Meine Frustrationstoleranz ist ganz sicher gestiegen. Ich denke ich kann mich recht schnell auf neue Situationen einstellen, sowohl im Kleinen als auch im Großen, bei Umzug in eine komplett neue Umgebung beispielsweise.

Ich bin in einigen Punkten sehr viel toleranter und offener gegenüber Neuem geworden – wobei ich schon immer recht aufgeschlossen neuen Erfahrungen gegenüber war. Ich sehe ein, dass nichts 100% sicher ist.

Was ist das Wichtigste, was Sie gelernt haben?

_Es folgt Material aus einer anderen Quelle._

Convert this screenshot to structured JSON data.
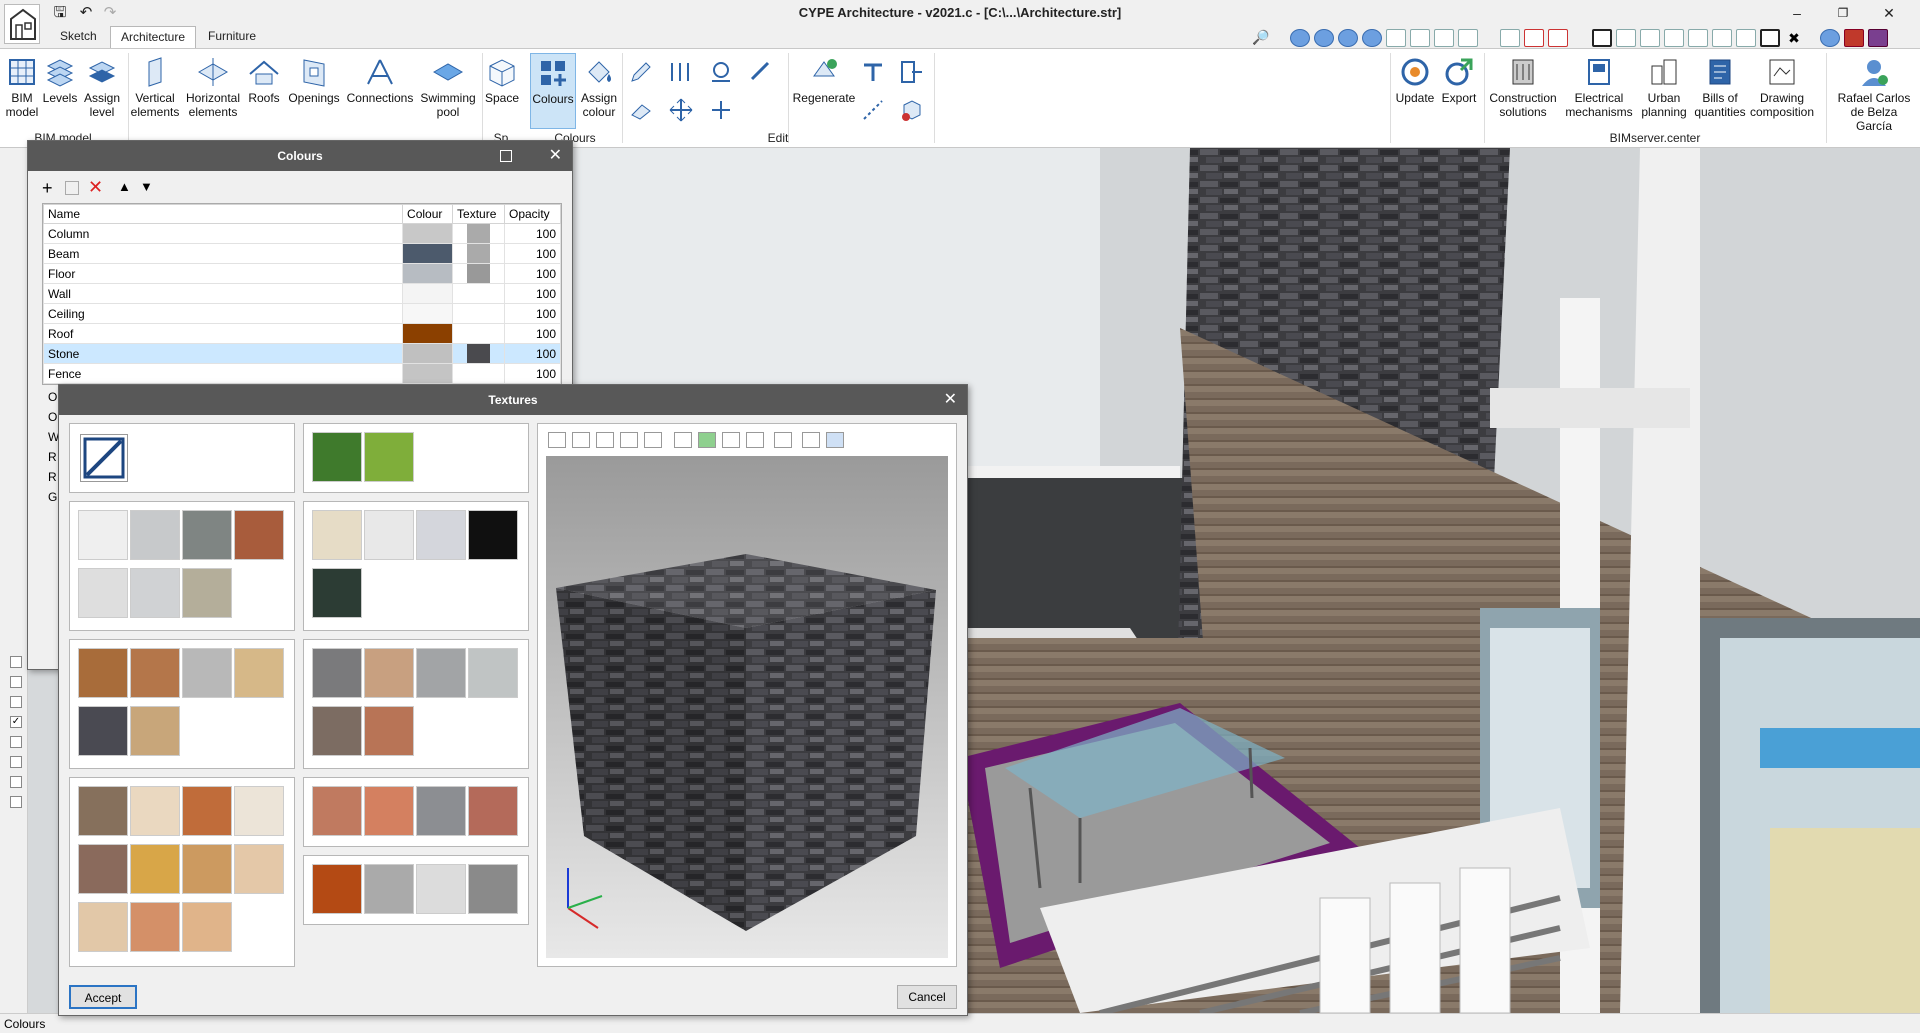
{
  "app": {
    "title": "CYPE Architecture - v2021.c - [C:\\...\\Architecture.str]"
  },
  "tabs": [
    {
      "label": "Sketch"
    },
    {
      "label": "Architecture"
    },
    {
      "label": "Furniture"
    }
  ],
  "ribbon": {
    "buttons": [
      "BIM model",
      "Levels",
      "Assign level",
      "Vertical elements",
      "Horizontal elements",
      "Roofs",
      "Openings",
      "Connections",
      "Swimming pool",
      "Space",
      "Colours",
      "Assign colour",
      "Regenerate",
      "Update",
      "Export",
      "Construction solutions",
      "Electrical mechanisms",
      "Urban planning",
      "Bills of quantities",
      "Drawing composition",
      "Rafael Carlos de Belza García"
    ],
    "groups": [
      "BIM model",
      "Sp...",
      "Colours",
      "Edit",
      "BIMserver.center"
    ]
  },
  "colours_dialog": {
    "title": "Colours",
    "columns": [
      "Name",
      "Colour",
      "Texture",
      "Opacity"
    ],
    "rows": [
      {
        "name": "Column",
        "colour": "#c8c8c8",
        "texture": "#aaaaaa",
        "opacity": "100"
      },
      {
        "name": "Beam",
        "colour": "#4c5a6c",
        "texture": "#aaaaaa",
        "opacity": "100"
      },
      {
        "name": "Floor",
        "colour": "#b7bcc2",
        "texture": "#999999",
        "opacity": "100"
      },
      {
        "name": "Wall",
        "colour": "#f4f4f4",
        "texture": "",
        "opacity": "100"
      },
      {
        "name": "Ceiling",
        "colour": "#f7f7f7",
        "texture": "",
        "opacity": "100"
      },
      {
        "name": "Roof",
        "colour": "#8b4000",
        "texture": "",
        "opacity": "100"
      },
      {
        "name": "Stone",
        "colour": "#c0c0c0",
        "texture": "#4a4a4e",
        "opacity": "100"
      },
      {
        "name": "Fence",
        "colour": "#c4c4c4",
        "texture": "",
        "opacity": "100"
      }
    ],
    "partial_names": [
      "O",
      "O",
      "W",
      "R",
      "R",
      "G"
    ]
  },
  "textures_dialog": {
    "title": "Textures",
    "accept_label": "Accept",
    "cancel_label": "Cancel"
  },
  "statusbar": {
    "text": "Colours"
  },
  "colors": {
    "titlebar": "#585858",
    "accent": "#2b74c4",
    "selection": "#cce8ff"
  }
}
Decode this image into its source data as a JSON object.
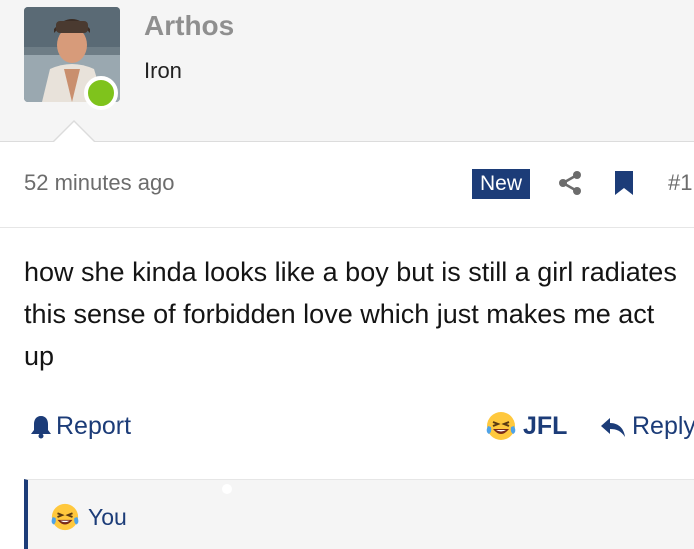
{
  "user": {
    "name": "Arthos",
    "title": "Iron",
    "status_color": "#7fc31c"
  },
  "post": {
    "time": "52 minutes ago",
    "badge": "New",
    "number": "#1",
    "text": "how she kinda looks like a boy but is still a girl radiates this sense of forbidden love which just makes me act up"
  },
  "actions": {
    "report_label": "Report",
    "reaction_label": "JFL",
    "reply_label": "Reply"
  },
  "reactions": {
    "by": "You"
  },
  "icons": {
    "share": "share-icon",
    "bookmark": "bookmark-icon",
    "report": "bell-icon",
    "reply": "reply-arrow-icon",
    "reaction": "laughing-crying-emoji"
  },
  "colors": {
    "accent": "#1c3c78",
    "muted_text": "#6c6c6c",
    "username": "#8f8f8f",
    "header_bg": "#f5f5f5"
  }
}
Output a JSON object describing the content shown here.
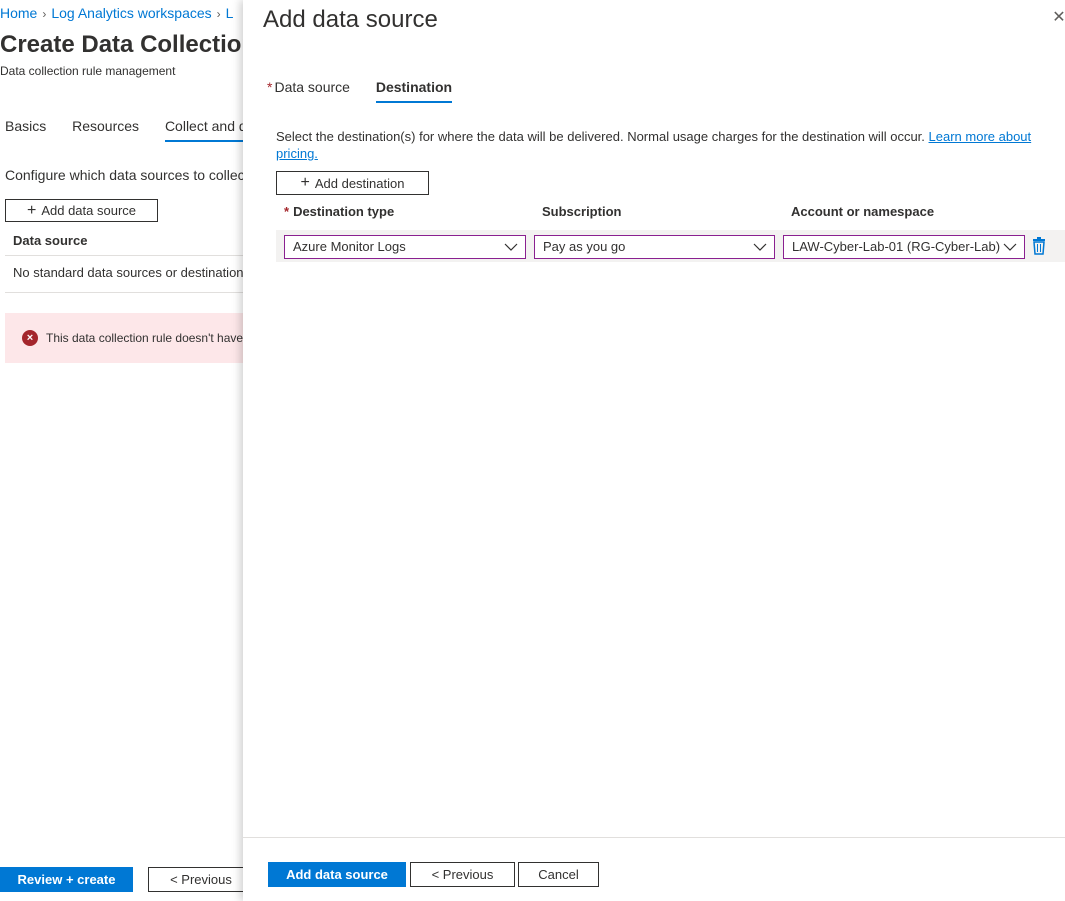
{
  "background": {
    "breadcrumb": [
      "Home",
      "Log Analytics workspaces",
      "L"
    ],
    "title": "Create Data Collection",
    "subtitle": "Data collection rule management",
    "tabs": [
      "Basics",
      "Resources",
      "Collect and de"
    ],
    "description": "Configure which data sources to collec",
    "add_button": "Add data source",
    "table_header": "Data source",
    "empty_row": "No standard data sources or destination",
    "error_text": "This data collection rule doesn't have",
    "footer": {
      "primary": "Review + create",
      "previous": "< Previous"
    }
  },
  "blade": {
    "title": "Add data source",
    "tabs": [
      {
        "label": "Data source",
        "required": "*"
      },
      {
        "label": "Destination"
      }
    ],
    "description": "Select the destination(s) for where the data will be delivered. Normal usage charges for the destination will occur.",
    "learn_more": "Learn more about pricing.",
    "add_destination": "Add destination",
    "columns": {
      "type": "Destination type",
      "type_required": "*",
      "subscription": "Subscription",
      "account": "Account or namespace"
    },
    "row": {
      "type": "Azure Monitor Logs",
      "subscription": "Pay as you go",
      "account": "LAW-Cyber-Lab-01 (RG-Cyber-Lab)"
    },
    "footer": {
      "primary": "Add data source",
      "previous": "< Previous",
      "cancel": "Cancel"
    }
  },
  "colors": {
    "accent": "#0078d4",
    "dropdown_border": "#8a2090",
    "error_bg": "#fde7e9",
    "error_icon": "#a4262c"
  },
  "icons": {
    "close": "close-icon",
    "plus": "plus-icon",
    "chevron": "chevron-down-icon",
    "trash": "trash-icon",
    "error": "error-circle-icon"
  }
}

Wenn ich drei Dinge nennen sollte die ich gelernt habe, dann die:

  1. Man kann es auch anders machen als es in Deutschland gemacht wird und es funktioniert trotzdem. Mir und anderen im Ausland fällt häufig auf, dass vor allem Leute aus der DACH- Region den Eindruck vermitteln, dass „wir“ wissen wie es gemacht werden muss.
  2. Viele Dinge in Deutschland sind viel besser als man denkt. „Wir“ meckern gerne über Dinge, die im Grunde gar nicht so schlecht sind. Mir ist aber auch klar, dass man nicht aufhören sollte, Dinge zu verbessern, nur weil sie woanders schlechter sind.
  3. Man muss nicht komplett im Gastland aufgehen und alles so machen wie die Einheimischen und alles ganz toll finden -ein Phänomen, welches ich vor allem bei „newbies“ beobachte. Man kann sich durchaus über Dinge ärgern und Verhaltensweisen komplett schwachsinnig finden. Man muss nur akzeptieren, dass man sie nicht ändern kann. Und das kann an bestimmten Tagen sehr, sehr schwer sein.

Welche Konsequenzen ziehen Sie daraus? Was würden Sie jemandem empfehlen, der über einen Auslandsaufenthalt nachdenkt?

Mir ist an mir aufgefallen ist, dass ich inzwischen recht wenig auf interkulturelle Ratgeber, interkulturelle Trainings, Do’s and Dont’s im Ausland usw. gebe und auch keine solchen Bücher empfehle. Ich werde niemals ein Chinese / Vietnamese / Brasilianer … sein und ich werde niemals vollständig verstehen, warum die Dinge so tun wie sie es tun. Dafür bin ich zu tief in meiner eigenen Kultur verwurzelt. Wenn man Leuten einfach mit Respekt und Wertschätzung begegnet, kommt man schon sehr, sehr weit und der Rest ergibt sich. Eine kurze Einführung in eine Land und eine Erklärung der übelsten Fettnäpfchen ist sicher hilfreich. Aber ganz viel kann man auch einfach dadurch hinkriegen, dass man einfach mal nachfragt, was angebracht ist und was nicht. Und sich entschuldigt wenn man was verbockt hat.

Und ich bereue, dass ich es in so langer Zeit nicht geschafft habe, Chinesisch zu lernen. Das ist ein Fehler und es hätte vieles sehr viel einfacher gemacht, wenn ich das getan hätte.